Hayatında ilk defa sesini yükselterek konuşmuştu Rojda'nın yanında. Yıkılmıştı duydukları ile kız. Çiçeği neler hissediyordu da ağlıyordu kim bilir.

"Ağabey. Ağabey sen neler dedin. Yakıştı mı sana. Asla öyle niyeti yok benim arkadaşımın. Ben ısrar ediyo-"

"Kes sesini Rojda." diye ilk defa kız kardeşine bir yabancıya bağırır gibi bağırdı Ömer. Karşılığında Rojda değil ama Aykız yerinde sıçramıştı. İki adım geri çekildi ve yandan gitmeye çalıştı. Ömer onu görmezden gelen kızın koluna yapışıp içeri, ahıra doğru çekiştirmeye başladı. Direniyordu Aykız.

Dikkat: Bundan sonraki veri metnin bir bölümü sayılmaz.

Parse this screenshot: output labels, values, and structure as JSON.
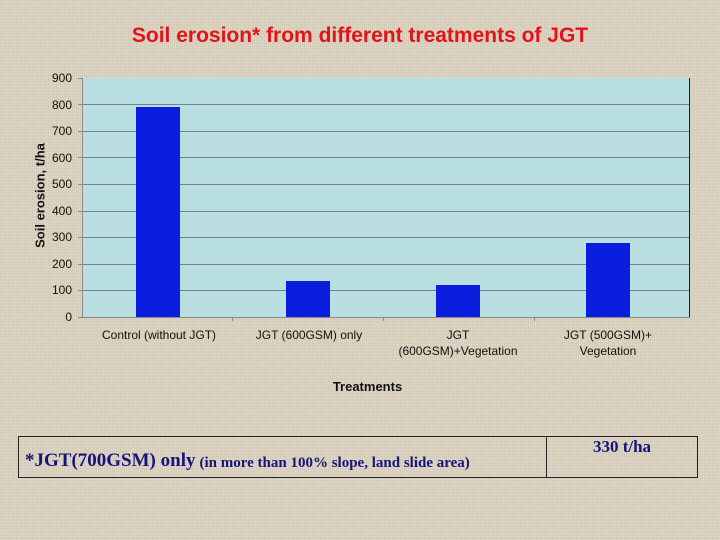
{
  "title": "Soil erosion* from different treatments of JGT",
  "chart_data": {
    "type": "bar",
    "title": "Soil erosion* from different treatments of JGT",
    "xlabel": "Treatments",
    "ylabel": "Soil erosion, t/ha",
    "categories": [
      "Control (without JGT)",
      "JGT (600GSM) only",
      "JGT (600GSM)+Vegetation",
      "JGT (500GSM)+ Vegetation"
    ],
    "values": [
      792,
      135,
      120,
      280
    ],
    "ylim": [
      0,
      900
    ],
    "yticks": [
      0,
      100,
      200,
      300,
      400,
      500,
      600,
      700,
      800,
      900
    ],
    "grid": true,
    "legend": null,
    "bar_color": "#0a1ee0",
    "plot_background": "#b9dfe3"
  },
  "axis": {
    "ylabel": "Soil erosion, t/ha",
    "xlabel": "Treatments",
    "yticks": [
      "900",
      "800",
      "700",
      "600",
      "500",
      "400",
      "300",
      "200",
      "100",
      "0"
    ]
  },
  "categories": {
    "c0": {
      "line1": "Control (without JGT)",
      "line2": ""
    },
    "c1": {
      "line1": "JGT (600GSM) only",
      "line2": ""
    },
    "c2": {
      "line1": "JGT",
      "line2": "(600GSM)+Vegetation"
    },
    "c3": {
      "line1": "JGT (500GSM)+",
      "line2": "Vegetation"
    }
  },
  "footnote": {
    "main": "*JGT(700GSM) only",
    "detail": "(in more than 100% slope, land slide area)",
    "value": "330 t/ha"
  }
}
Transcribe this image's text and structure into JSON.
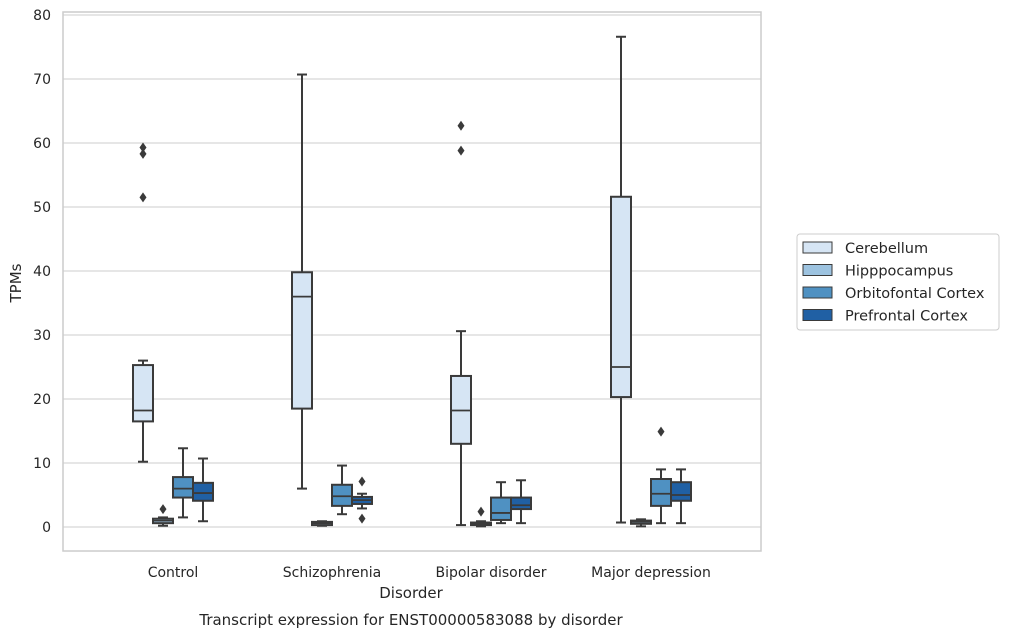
{
  "chart_data": {
    "type": "box",
    "title": "",
    "caption": "Transcript expression for ENST00000583088 by disorder",
    "xlabel": "Disorder",
    "ylabel": "TPMs",
    "ylim": [
      -3.5,
      80.5
    ],
    "yticks": [
      0,
      10,
      20,
      30,
      40,
      50,
      60,
      70,
      80
    ],
    "grid": "horizontal",
    "legend_position": "right",
    "categories": [
      "Control",
      "Schizophrenia",
      "Bipolar disorder",
      "Major depression"
    ],
    "series": [
      {
        "name": "Cerebellum",
        "color": "#d6e5f4",
        "boxes": [
          {
            "whisker_low": 10.2,
            "q1": 16.5,
            "median": 18.2,
            "q3": 25.3,
            "whisker_high": 26.0,
            "outliers": [
              51.5,
              58.3,
              59.3
            ]
          },
          {
            "whisker_low": 6.0,
            "q1": 18.5,
            "median": 36.0,
            "q3": 39.8,
            "whisker_high": 70.7,
            "outliers": []
          },
          {
            "whisker_low": 0.3,
            "q1": 13.0,
            "median": 18.2,
            "q3": 23.6,
            "whisker_high": 30.6,
            "outliers": [
              58.8,
              62.7
            ]
          },
          {
            "whisker_low": 0.7,
            "q1": 20.3,
            "median": 25.0,
            "q3": 51.6,
            "whisker_high": 76.6,
            "outliers": []
          }
        ]
      },
      {
        "name": "Hipppocampus",
        "color": "#9dc3e0",
        "boxes": [
          {
            "whisker_low": 0.2,
            "q1": 0.6,
            "median": 1.0,
            "q3": 1.3,
            "whisker_high": 1.5,
            "outliers": [
              2.8
            ]
          },
          {
            "whisker_low": 0.2,
            "q1": 0.3,
            "median": 0.6,
            "q3": 0.8,
            "whisker_high": 0.9,
            "outliers": []
          },
          {
            "whisker_low": 0.1,
            "q1": 0.3,
            "median": 0.5,
            "q3": 0.7,
            "whisker_high": 0.9,
            "outliers": [
              2.4
            ]
          },
          {
            "whisker_low": 0.1,
            "q1": 0.5,
            "median": 0.8,
            "q3": 1.0,
            "whisker_high": 1.2,
            "outliers": []
          }
        ]
      },
      {
        "name": "Orbitofontal Cortex",
        "color": "#4f91c2",
        "boxes": [
          {
            "whisker_low": 1.5,
            "q1": 4.6,
            "median": 6.0,
            "q3": 7.8,
            "whisker_high": 12.3,
            "outliers": []
          },
          {
            "whisker_low": 2.0,
            "q1": 3.3,
            "median": 4.8,
            "q3": 6.6,
            "whisker_high": 9.6,
            "outliers": []
          },
          {
            "whisker_low": 0.6,
            "q1": 1.1,
            "median": 2.2,
            "q3": 4.6,
            "whisker_high": 7.0,
            "outliers": []
          },
          {
            "whisker_low": 0.6,
            "q1": 3.3,
            "median": 5.2,
            "q3": 7.5,
            "whisker_high": 9.0,
            "outliers": [
              14.9
            ]
          }
        ]
      },
      {
        "name": "Prefrontal Cortex",
        "color": "#2060a4",
        "boxes": [
          {
            "whisker_low": 0.9,
            "q1": 4.1,
            "median": 5.3,
            "q3": 6.9,
            "whisker_high": 10.7,
            "outliers": []
          },
          {
            "whisker_low": 2.9,
            "q1": 3.6,
            "median": 4.2,
            "q3": 4.7,
            "whisker_high": 5.2,
            "outliers": [
              1.3,
              7.1
            ]
          },
          {
            "whisker_low": 0.6,
            "q1": 2.8,
            "median": 3.4,
            "q3": 4.6,
            "whisker_high": 7.3,
            "outliers": []
          },
          {
            "whisker_low": 0.6,
            "q1": 4.1,
            "median": 5.0,
            "q3": 7.0,
            "whisker_high": 9.0,
            "outliers": []
          }
        ]
      }
    ]
  }
}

"Ağabey dur. Dur diyorum ağabey yapıyorsun bırak kızı. Dur ağabey dur Allah aşkına."

Durdu Ömer bir anda ve Rojda ile Ferdi'ye döndü. "Ön tarafa geçin geliyorum. Eğer sesin çıkarsa Rojda ömür boyu çıkarmam seni konaktan."

"Ne. Ne yapacaksın kıza bırak ağabey nolur." Ferdi sessizce Ömer'i izliyordu ve bolca da şaşkınlıkla. Ama Rojda'nın bir gözü Aykız'daydı. Konuşamıyordu dili ile bu anlarda arkadaşı ama gözleri ile anlatıyordu Aykız Rojda'ya içindekileri. Bırakma beni diyordu.

"Eğer bir adım daha gelirsen Rojda arkadaşını da bir daha göstermem geç diğer tarafa." bağırarak konuşuyordu artık. Rojda yapacağını bildiği için olduğu yerden bir adım daha atmadı. Artık sesli sesli ağlıyordu.

Aykız ise kolunu acımasızca sıkan adamdan kurtarmaya çalışıyordu. Her çekişrirmesinde adam daha çok sıkıyor ve çekiyordu.

"Rahat dur." diye girdiği ahıra iteledi kızı Ömer.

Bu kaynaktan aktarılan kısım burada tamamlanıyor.